In the limma user guide, it says the following about F-statistic (Sec 18):
"... In a complex experiment with many contrasts, it may be desirable to
select genes firstly on the basis of their moderated F-statistics, and
subsequently to decide which of the individual contrasts are significant
for the selected genes. This cuts down on the number of tests which
need to be conducted and therefore on the amount of adjustment for
multiple testing. The function decideTests() with method="nestedF" is
able to conduct such tests."
If I do
results<- decideTests(fit.all, method="nestedF", adj="none")
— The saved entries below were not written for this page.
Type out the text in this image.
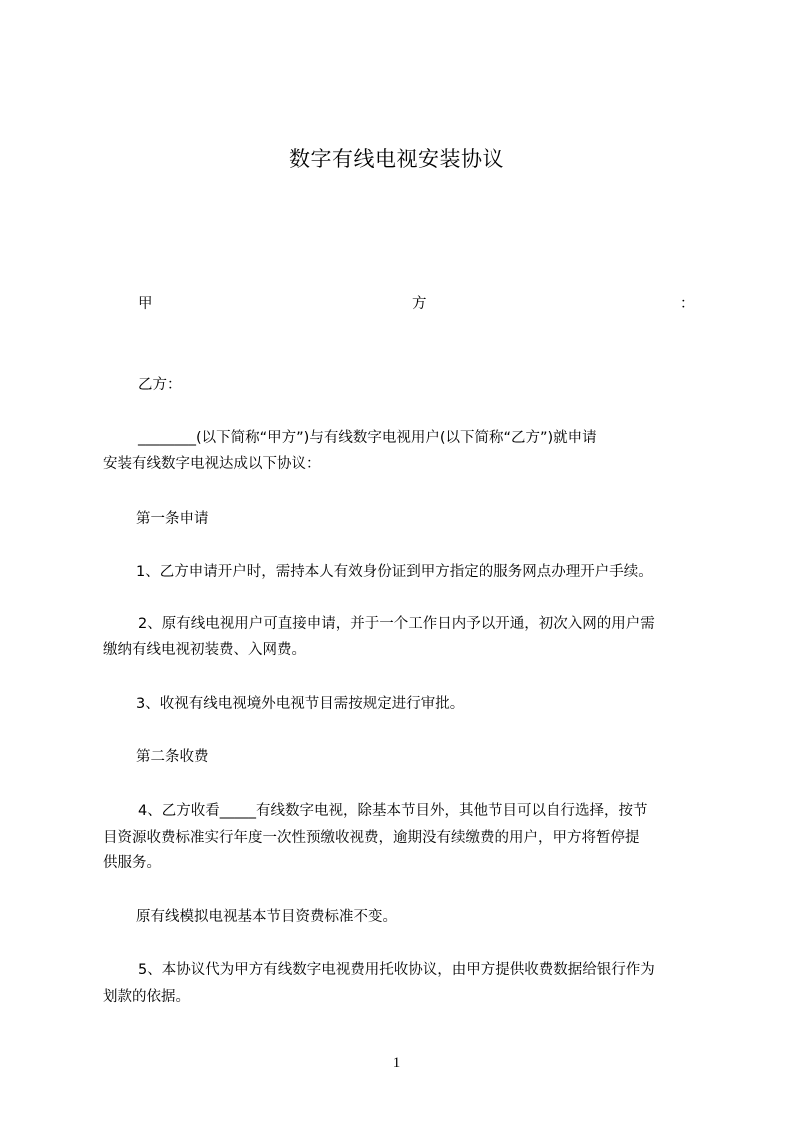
数字有线电视安装协议
甲	方	：
乙方：
________(以下简称“甲方”)与有线数字电视用户(以下简称“乙方”)就申请
安装有线数字电视达成以下协议：
第一条申请
1、乙方申请开户时，需持本人有效身份证到甲方指定的服务网点办理开户手续。
2、原有线电视用户可直接申请，并于一个工作日内予以开通，初次入网的用户需
缴纳有线电视初装费、入网费。
3、收视有线电视境外电视节目需按规定进行审批。
第二条收费
4、乙方收看_____有线数字电视，除基本节目外，其他节目可以自行选择，按节
目资源收费标准实行年度一次性预缴收视费，逾期没有续缴费的用户，甲方将暂停提
供服务。
原有线模拟电视基本节目资费标准不变。
5、本协议代为甲方有线数字电视费用托收协议，由甲方提供收费数据给银行作为
划款的依据。
1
I take this to mean that I can select the genes with either +1 or -1 in
results$Res.contrastcoefficient and then do multiple-testing correction
(using say q-value?) on the unadjusted p-values my contrast-of-interest
(which I would then choose some cutoff). I am wondering if application
of multiple-testing correction in this fashion would underestimate the
true FDR (rather than running q-value of on the entire set of genes
regardless of how they contribute to the F-statistic?)
Thank you for your time,
James W. MacDonald wrote:
> echang4 at life.uiuc.edu wrote:
>> Hi Bioconductor users,
>> I am having trouble understanding how multiple-testing adjustment is
>> in limma (specifically the decideTest). I am really confused about the
>> meaning between moderated F p-value and the adjusted p-value.
>> If I try two different "flavors" of decideTest (e.g. nestedF and
>> I can see that the results are different.... but is it the p-value
>> that is
>> adjusted or the F-statistic is adjusted?
> The statistics themselves are never adjusted in decideTests(), only
> the p-values.
> The difference is in how the p-values are adjusted. For the 'global'
> option, all the contrasts are considered to be independent, and the
> p-values are adjusted as if you just had a bunch of independent t-tests.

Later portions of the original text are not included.